4。達摩剛傳來的禪叫「如來禪」,是繼承了印度禪——以阿含、般若修法為主的禪法,由於它和印度的修行者,同樣都注重四禪八定,因此,早期修習如來禪的禪師,奇人異事及超能的事跡,是時有可聞的。祖師禪源自如來禪,在禪定方面遜於如來禪,而慧解方面則較如來禪猛利。祖師禪傾向慧解脫的禪風經數代之後越趨圓熟,終而產生棒喝交加的機鋒,而公案禪的興起則將禪法推向另一高峰。
5.佛教的解脫,以十二緣起來談,有的是從「受」下功夫,六根觸受而不愛,在「受」的階段截斷輪迴之流;有的是從「愛」下功夫,愛而不取,在「愛」的階段截斷輪迴之流。

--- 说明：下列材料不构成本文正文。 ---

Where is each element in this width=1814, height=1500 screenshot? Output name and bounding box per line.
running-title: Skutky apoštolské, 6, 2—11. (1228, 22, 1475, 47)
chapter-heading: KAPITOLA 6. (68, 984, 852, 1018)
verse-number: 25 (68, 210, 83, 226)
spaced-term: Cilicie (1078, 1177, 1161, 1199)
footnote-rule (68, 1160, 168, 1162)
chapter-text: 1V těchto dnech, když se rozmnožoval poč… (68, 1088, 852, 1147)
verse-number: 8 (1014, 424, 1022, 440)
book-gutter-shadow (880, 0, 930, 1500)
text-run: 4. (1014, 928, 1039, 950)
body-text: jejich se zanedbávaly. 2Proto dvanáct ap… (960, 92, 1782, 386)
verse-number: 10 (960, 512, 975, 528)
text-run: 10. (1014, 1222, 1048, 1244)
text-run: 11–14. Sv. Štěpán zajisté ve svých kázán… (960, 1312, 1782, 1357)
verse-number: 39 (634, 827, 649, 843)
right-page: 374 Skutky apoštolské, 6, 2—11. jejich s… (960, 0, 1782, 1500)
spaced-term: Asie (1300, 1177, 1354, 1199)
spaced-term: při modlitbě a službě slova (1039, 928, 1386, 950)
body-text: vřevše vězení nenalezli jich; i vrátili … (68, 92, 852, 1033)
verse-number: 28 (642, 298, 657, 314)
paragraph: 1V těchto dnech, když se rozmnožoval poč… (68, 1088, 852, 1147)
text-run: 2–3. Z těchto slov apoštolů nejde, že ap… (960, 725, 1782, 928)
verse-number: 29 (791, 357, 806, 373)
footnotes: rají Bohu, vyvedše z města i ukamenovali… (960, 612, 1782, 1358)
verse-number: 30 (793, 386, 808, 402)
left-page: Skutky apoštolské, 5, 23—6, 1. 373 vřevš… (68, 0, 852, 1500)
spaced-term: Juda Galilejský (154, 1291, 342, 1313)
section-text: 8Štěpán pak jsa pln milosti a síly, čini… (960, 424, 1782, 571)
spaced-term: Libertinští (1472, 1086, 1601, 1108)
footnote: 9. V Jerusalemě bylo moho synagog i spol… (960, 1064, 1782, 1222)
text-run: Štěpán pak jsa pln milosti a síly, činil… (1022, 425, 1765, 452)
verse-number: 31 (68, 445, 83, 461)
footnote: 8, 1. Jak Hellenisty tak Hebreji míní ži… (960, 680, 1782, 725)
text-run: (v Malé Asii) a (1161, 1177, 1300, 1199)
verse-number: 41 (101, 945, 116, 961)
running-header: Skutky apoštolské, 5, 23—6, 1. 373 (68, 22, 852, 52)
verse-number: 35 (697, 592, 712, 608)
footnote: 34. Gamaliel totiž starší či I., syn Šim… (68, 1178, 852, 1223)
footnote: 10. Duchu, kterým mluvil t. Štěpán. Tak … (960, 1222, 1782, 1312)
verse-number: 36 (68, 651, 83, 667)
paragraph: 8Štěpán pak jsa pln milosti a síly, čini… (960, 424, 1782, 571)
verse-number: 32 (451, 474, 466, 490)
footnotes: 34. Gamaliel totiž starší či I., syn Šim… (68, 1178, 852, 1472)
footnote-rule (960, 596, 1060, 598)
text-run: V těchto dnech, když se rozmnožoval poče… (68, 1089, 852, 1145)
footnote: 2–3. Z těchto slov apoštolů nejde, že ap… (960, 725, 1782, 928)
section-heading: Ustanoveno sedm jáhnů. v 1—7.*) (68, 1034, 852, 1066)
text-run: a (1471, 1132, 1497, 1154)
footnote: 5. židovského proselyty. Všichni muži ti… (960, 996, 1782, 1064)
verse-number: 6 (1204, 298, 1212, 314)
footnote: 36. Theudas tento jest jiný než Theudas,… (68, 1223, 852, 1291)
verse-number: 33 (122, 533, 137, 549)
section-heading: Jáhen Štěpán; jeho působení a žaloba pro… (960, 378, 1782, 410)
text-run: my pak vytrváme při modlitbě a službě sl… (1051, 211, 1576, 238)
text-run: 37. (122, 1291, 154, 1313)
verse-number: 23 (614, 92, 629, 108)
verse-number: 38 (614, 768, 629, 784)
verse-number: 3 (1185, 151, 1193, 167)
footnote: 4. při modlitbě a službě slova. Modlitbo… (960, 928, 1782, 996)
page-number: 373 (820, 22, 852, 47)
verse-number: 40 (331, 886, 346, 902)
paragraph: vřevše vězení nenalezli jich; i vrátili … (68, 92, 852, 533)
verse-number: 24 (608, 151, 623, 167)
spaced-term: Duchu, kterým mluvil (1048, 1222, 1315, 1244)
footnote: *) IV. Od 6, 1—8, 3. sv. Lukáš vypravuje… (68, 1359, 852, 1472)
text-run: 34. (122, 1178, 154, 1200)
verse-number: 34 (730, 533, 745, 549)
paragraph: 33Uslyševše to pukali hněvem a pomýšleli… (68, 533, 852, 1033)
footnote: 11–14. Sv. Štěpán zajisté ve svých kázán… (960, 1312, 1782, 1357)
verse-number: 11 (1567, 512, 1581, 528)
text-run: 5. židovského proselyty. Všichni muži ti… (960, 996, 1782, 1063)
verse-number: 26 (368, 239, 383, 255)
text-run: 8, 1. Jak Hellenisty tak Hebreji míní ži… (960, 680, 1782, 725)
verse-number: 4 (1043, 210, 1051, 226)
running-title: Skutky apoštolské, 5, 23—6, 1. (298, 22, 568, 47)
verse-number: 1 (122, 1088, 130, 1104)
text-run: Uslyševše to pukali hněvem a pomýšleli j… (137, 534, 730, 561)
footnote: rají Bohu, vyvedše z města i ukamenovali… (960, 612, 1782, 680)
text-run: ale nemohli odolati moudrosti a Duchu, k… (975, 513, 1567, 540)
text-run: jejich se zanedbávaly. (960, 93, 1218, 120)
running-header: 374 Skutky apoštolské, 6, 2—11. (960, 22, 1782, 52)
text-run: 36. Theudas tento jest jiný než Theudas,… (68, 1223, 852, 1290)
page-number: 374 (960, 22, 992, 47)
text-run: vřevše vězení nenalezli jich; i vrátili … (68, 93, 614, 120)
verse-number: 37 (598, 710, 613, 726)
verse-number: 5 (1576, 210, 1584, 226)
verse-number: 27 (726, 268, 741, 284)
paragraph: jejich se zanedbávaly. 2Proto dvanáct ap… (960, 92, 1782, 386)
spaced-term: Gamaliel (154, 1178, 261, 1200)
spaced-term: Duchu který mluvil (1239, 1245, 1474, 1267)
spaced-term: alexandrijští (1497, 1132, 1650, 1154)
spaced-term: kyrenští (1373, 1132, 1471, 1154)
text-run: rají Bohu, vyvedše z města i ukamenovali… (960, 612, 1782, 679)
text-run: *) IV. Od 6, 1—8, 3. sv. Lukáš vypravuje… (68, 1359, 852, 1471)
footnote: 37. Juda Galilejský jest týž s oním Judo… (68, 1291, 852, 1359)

從「受」截斷,功夫比較重視一念不生,因為根境識和合生觸受而不愛,還沒有愛樂諸境,意義尚未形成,自然一念不生,這樣的情形比較傾向如來禪。祖師禪因為 要入世度化眾生,如果一直都攝六根的話,就沒辦法入世,所以他沒有在「受」的第一關截斷眾流,他在「愛」的階段截斷眾流。「愛」就是世俗的喜怒哀樂,他一 樣有,但在念頭此落彼起處截斷眾流,沒有繼續往下緣「取」,取才是輪迴的根本。因為這樣,念頭就會此落彼起,比較靈活,雖然就解脫心的品質看,沒有如來禪深,但是以智慧的特性來講,則比較可以涉俗。然而這一切差別都只在風格的不同而已,它們的共同點在能不能有效截斷背後那股盲目的動力。
6.公案禪的運用有它必要的前提條件。臨濟曾經向黃蘗請問「祖師西來意」,結果問三次被黃蘗打三次。在這個公案中有一個關鍵處,那個關鍵是,臨濟在黃蘗那裏學禪,三年沒有問過問題——這提不出問題的疑情,便是重要的關鍵。擔任首座的師兄,看得出他的疑情已經成熟了,所以鼓勵他去問師父,結果三問遭三打,但此時疑團已成熟,經大愚禪師從旁指點,很快就開悟了。如果不是他已經苦悶了數年,以及他的師兄鼓勵他去問,臨濟就不知道什麼時候才能開悟了。
7.參話頭就是控制念頭,使念頭不起。那要參到什麼地步呢?要參到行不知行、坐不知坐、喝茶不知喝茶、日不知日、夜不知夜、如醉如癡、如聾如啞一般,參話頭的工夫才算得力。
8.如果說般若法門是站在阿含道的基礎,則禪宗的心法便是站在般若法門的基礎來指導修行人的。禪的祖師們,由於深明大乘般若的解脫原理,再加上自身的創見,以及 對中華文化孕育下的眾生性的瞭解,因此,在指導修行的方法上,比般若教法更為直接,在對象上也更為廣泛,不限利根及開悟過的人而已。這是禪法殊勝之處。